R. (...) Je n'ai pas de dossier du Quai d'Orsay là-dessus et je n'ai pas de commentaires à faire sur ce point.

Elf et l'Afrique

Il y a une sorte de tendance à présenter cette très grande entreprise française (...) de façon constamment rocambolesque. (...) Dans l'affaire du Congo Brazzaville (...) les deux camps ont fait des reproches presque aussi véhéments à Elf. (...) Or, dans cette affaire, Elf n'a rien joué de spécial. (...) Je n'ai connaissance d'aucune action d'Elf (...) qui permette de dire qu'il y a un jeu de l'un contre l'autre. (...)

LA politique africaine de la France

(...) La France est très installée en Afrique, sa présence est souhaitée.
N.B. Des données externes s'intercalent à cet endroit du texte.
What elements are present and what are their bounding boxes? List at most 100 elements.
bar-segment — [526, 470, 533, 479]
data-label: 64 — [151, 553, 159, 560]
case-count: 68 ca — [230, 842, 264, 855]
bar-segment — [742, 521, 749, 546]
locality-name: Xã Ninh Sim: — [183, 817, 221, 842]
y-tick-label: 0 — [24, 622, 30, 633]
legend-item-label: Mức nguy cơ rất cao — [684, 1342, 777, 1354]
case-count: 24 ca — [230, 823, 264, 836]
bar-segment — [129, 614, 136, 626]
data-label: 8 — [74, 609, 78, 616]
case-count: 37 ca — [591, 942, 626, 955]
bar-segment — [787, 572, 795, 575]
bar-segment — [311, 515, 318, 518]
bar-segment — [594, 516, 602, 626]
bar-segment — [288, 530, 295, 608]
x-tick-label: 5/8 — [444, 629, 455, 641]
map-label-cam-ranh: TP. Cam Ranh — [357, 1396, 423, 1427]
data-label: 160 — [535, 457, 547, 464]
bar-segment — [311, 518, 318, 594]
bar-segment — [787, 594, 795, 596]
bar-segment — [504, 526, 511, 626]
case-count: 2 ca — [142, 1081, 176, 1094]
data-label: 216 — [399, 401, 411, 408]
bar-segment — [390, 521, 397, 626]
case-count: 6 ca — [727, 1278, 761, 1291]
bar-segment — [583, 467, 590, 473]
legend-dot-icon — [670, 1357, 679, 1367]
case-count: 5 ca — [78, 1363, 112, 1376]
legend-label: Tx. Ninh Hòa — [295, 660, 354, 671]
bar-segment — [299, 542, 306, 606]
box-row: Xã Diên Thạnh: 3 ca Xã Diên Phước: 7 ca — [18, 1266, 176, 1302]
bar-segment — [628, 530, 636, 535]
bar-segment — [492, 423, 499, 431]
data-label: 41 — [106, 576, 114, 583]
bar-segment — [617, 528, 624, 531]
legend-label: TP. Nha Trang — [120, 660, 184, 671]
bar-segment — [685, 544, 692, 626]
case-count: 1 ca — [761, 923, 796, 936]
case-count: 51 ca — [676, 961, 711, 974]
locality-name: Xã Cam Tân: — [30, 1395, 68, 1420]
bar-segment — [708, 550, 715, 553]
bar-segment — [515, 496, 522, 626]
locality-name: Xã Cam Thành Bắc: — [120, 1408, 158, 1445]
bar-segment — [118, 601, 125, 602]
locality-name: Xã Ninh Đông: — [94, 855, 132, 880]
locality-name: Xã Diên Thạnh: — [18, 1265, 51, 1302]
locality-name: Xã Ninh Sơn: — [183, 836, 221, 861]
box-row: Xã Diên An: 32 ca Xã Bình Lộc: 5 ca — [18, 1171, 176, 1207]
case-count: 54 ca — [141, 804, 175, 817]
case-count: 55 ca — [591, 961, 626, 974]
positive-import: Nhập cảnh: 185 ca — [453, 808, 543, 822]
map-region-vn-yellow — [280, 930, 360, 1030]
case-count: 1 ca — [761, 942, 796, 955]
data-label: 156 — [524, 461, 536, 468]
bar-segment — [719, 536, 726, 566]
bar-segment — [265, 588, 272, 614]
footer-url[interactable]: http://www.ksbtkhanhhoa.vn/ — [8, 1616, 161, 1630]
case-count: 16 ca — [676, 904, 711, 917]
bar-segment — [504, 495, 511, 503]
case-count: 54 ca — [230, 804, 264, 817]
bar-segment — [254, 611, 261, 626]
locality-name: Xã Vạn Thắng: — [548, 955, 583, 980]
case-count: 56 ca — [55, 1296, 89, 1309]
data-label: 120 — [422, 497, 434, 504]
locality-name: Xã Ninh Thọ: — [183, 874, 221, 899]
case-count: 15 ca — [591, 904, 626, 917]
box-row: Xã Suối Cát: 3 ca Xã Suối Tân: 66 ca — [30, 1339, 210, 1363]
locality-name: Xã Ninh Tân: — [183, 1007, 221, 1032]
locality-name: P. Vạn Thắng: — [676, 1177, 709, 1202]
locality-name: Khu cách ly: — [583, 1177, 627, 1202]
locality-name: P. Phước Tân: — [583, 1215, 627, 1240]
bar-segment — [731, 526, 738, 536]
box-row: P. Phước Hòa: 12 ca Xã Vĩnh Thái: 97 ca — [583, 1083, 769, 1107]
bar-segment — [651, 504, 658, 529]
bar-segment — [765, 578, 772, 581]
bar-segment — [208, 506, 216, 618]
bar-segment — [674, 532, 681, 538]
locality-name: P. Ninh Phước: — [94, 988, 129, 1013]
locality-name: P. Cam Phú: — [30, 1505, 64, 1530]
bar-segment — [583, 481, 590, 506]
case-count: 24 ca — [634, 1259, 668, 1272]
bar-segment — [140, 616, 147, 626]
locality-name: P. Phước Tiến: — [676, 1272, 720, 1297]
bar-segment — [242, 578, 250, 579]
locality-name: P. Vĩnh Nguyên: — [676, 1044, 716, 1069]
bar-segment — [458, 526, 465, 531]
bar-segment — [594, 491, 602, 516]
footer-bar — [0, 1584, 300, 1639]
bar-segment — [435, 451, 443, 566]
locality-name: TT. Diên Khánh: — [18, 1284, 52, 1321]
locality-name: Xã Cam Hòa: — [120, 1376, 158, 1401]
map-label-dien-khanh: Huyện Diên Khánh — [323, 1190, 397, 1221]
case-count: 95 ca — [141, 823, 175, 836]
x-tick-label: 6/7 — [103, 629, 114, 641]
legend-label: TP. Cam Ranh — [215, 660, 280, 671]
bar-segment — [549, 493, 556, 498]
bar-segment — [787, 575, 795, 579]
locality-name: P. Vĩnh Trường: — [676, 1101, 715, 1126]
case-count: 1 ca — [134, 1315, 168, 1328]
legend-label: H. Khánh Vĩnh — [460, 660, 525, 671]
Dans l'avenir, on verra que la présence française non seulement ne recule pas, mais au contraire à tendance à s'ouvrir. (...) La France n'a rien à craindre d'un dynamisme américain. Si les Américains veulent s'intéresser à l'Afrique, ce qu'ils ont fait rarement, tant mieux ! (...)
Nous n'avons pas de raison d'inventer des conditions spéciales, plus draconiennes ou plus impitoyables concernant M. Kabila. (...) Il n'y a pas d’à priori, la France n'a fermé aucune porte.